To assist you in your financial planning needs, you may wish to engage the help of a financial planner to assess your risk profile. A financial planner is a licensed professional who is able to provide personalised financial advice, suited to your financial needs and circumstances.
There is now a ‘know your client’ rule so that financial planners better understand their clients and give appropriate financial advice. As part of this, financial planners must develop a risk profile for clients, which will form the basis of any advice given. Read on to find out more about risk profiling, and the steps a financial planner should take to assess your risk profile.
What is a risk profile?
A financial risk profile identifies and measures an investor’s attitude to risk. It essentially assesses risk tolerance and aims to determine the level of risk the investor is comfortable with. Risk tolerance is specific to the investor and will vary significantly among individuals.

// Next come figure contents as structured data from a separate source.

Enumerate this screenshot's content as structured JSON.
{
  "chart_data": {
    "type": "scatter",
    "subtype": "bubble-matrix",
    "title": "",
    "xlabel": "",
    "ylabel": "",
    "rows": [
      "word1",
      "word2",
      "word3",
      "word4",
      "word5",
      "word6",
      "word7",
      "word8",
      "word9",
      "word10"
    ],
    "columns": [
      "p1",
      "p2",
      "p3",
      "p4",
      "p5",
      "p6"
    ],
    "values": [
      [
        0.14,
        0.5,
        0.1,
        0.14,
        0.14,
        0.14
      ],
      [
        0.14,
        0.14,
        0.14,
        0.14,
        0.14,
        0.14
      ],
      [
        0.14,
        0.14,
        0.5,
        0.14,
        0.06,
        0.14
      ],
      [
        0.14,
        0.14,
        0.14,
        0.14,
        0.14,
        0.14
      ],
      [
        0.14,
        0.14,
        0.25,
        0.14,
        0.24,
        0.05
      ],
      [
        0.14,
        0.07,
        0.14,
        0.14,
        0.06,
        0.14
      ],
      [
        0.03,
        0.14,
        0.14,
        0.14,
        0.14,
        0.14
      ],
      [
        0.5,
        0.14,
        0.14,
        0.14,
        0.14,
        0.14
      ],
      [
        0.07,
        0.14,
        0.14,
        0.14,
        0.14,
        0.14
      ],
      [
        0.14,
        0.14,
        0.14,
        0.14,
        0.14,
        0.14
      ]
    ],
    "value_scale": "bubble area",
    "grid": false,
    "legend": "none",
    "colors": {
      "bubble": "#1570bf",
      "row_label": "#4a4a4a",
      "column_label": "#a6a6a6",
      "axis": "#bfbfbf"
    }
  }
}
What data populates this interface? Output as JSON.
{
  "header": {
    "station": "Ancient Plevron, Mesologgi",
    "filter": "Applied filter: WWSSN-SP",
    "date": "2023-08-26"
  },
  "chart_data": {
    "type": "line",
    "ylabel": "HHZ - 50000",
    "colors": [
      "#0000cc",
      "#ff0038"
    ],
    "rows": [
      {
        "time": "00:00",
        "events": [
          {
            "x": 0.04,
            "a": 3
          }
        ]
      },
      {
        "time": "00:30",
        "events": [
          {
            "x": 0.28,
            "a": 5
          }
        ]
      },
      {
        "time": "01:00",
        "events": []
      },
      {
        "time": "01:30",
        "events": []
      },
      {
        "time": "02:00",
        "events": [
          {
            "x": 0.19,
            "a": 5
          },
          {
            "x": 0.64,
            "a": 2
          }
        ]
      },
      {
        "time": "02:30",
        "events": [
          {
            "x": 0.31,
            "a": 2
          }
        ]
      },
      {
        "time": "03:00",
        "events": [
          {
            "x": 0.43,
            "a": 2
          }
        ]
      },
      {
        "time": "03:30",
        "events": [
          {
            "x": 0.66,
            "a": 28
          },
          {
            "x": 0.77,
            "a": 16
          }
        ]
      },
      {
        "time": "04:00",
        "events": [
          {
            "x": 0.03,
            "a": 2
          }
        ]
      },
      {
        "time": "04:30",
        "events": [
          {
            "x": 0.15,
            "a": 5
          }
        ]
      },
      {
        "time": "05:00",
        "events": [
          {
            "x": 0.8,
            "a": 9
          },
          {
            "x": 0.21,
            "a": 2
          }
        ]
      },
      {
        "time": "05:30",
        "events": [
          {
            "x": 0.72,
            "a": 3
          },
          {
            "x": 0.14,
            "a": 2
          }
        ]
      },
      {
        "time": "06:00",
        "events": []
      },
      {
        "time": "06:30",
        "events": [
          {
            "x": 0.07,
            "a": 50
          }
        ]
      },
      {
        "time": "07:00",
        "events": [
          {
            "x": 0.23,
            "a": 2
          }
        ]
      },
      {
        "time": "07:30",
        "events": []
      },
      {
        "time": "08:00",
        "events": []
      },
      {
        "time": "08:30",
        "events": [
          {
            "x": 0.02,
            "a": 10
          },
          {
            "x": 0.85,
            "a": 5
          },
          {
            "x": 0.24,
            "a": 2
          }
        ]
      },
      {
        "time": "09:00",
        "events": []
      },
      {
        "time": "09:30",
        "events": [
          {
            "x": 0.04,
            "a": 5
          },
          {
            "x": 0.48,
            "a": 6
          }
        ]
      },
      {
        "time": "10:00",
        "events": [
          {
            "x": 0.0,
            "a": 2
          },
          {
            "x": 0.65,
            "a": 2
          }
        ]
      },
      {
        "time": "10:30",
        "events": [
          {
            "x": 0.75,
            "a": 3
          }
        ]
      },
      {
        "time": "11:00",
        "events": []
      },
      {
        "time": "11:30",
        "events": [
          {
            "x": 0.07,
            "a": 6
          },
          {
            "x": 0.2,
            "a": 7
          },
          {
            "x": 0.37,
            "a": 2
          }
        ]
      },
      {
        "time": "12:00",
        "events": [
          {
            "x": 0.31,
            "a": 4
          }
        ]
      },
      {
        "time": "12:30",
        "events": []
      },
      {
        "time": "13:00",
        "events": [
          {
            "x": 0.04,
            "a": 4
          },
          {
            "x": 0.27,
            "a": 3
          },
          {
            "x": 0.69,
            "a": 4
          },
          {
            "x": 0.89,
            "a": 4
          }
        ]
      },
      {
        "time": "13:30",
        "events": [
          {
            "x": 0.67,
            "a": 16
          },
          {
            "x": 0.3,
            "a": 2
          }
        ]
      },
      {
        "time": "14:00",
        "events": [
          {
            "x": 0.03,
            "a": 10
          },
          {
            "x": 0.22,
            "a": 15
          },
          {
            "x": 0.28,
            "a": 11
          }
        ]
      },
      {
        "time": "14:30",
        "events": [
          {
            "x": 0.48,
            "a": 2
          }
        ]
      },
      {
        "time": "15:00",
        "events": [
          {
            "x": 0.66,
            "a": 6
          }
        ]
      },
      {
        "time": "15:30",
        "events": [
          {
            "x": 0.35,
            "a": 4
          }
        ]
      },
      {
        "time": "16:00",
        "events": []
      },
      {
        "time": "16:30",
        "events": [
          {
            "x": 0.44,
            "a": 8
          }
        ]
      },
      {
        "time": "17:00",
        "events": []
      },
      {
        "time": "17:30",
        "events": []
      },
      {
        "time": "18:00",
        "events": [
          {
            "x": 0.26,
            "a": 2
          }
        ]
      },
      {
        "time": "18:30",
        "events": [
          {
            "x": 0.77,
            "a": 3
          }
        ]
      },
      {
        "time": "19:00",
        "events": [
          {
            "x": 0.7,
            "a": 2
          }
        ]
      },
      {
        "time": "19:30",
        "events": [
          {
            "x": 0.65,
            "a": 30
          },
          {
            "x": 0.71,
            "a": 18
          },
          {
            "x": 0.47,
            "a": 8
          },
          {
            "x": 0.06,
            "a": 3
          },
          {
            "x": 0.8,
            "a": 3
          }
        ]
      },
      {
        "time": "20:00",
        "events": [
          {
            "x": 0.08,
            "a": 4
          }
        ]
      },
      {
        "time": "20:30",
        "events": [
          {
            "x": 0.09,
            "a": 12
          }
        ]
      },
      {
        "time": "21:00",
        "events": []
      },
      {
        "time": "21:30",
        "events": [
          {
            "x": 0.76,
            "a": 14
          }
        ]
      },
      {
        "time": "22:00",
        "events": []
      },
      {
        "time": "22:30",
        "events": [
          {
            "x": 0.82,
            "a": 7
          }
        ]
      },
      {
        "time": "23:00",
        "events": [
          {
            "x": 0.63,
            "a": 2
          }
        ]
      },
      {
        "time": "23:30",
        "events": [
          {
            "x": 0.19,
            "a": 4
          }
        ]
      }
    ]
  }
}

The risk profile forms the basis of the financial planner’s recommended investment strategies. Failure to undertake risk profiling will constitute financial planning negligence as the financial planner has not collected all the relevant information before making a recommendation, and therefore there is no reasonable basis for any advice given.
How does a financial planner assess your risk profile?
Risk profiling should be undertaken during the initial stages of the financial planning process and must be done before any advice is given. There is no set method of risk profiling and the methods used may vary among different financial planners. Some common risk profiling methods include:
Risk Profile Questionnaire
The most commonly used risk profiling tool is the Risk Profile Questionnaire. This involves asking the investor a series of questions, to determine their reaction to different financial outcomes. The investor’s responses are then scored and classified into a category of investment style.
Risk Tolerance Line
Using usually a five or ten point scale, the investor is asked to indicate their preferred place on the scale. The scale ranges from low-risk tolerance to a high-risk tolerance.
This method takes into account what life stage the investor is in. Generally, it assumes that a younger investor is more concerned with wealth accumulation and would have a more aggressive risk profile and that older investors are more concerned with income and would therefore have a less aggressive risk profile.
This method tests how different outcomes would affect the investor’s financial capacity, such as how the investor’s financial capacity would be affected if the expected return was not realised.
How do I know whether my risk profile is accurate?
Once the financial planner has developed a risk profile, they must share this with their client who must then sign off having had the opportunity to read and correct anything inaccurate or disagreed with and to signify they are ready to proceed. This includes acknowledging that the risk profile determined by the financial planner is appropriate for their circumstances. If the client feels that their risk profile is inaccurate, they are able to discuss the categorisation and nominate another risk profile which better reflects their circumstances.
Will my risk profile ever change?
It is normal for risk profiles to change over time. This can be attributed to changes in the investor’s attitude to risk or their changing personal circumstances, such as starting a family or buying a house. As such, a financial planner should review a client’s risk profile regularly. If you feel that your circumstances and/ or risk profile has changed, you should inform your financial planner as soon as possible.
What should I do if my financial planner has been negligent?
Before you act upon any financial advice, you should ensure that it has been given in light of your financial and personal circumstances and that it will help you to achieve your financial objectives and goals. If you feel that your financial planner has not properly assessed your risk profile, or that any advice given was not in line with your risk profile, this may constitute negligent financial advice and you may be eligible to make a financial negligence claim against them.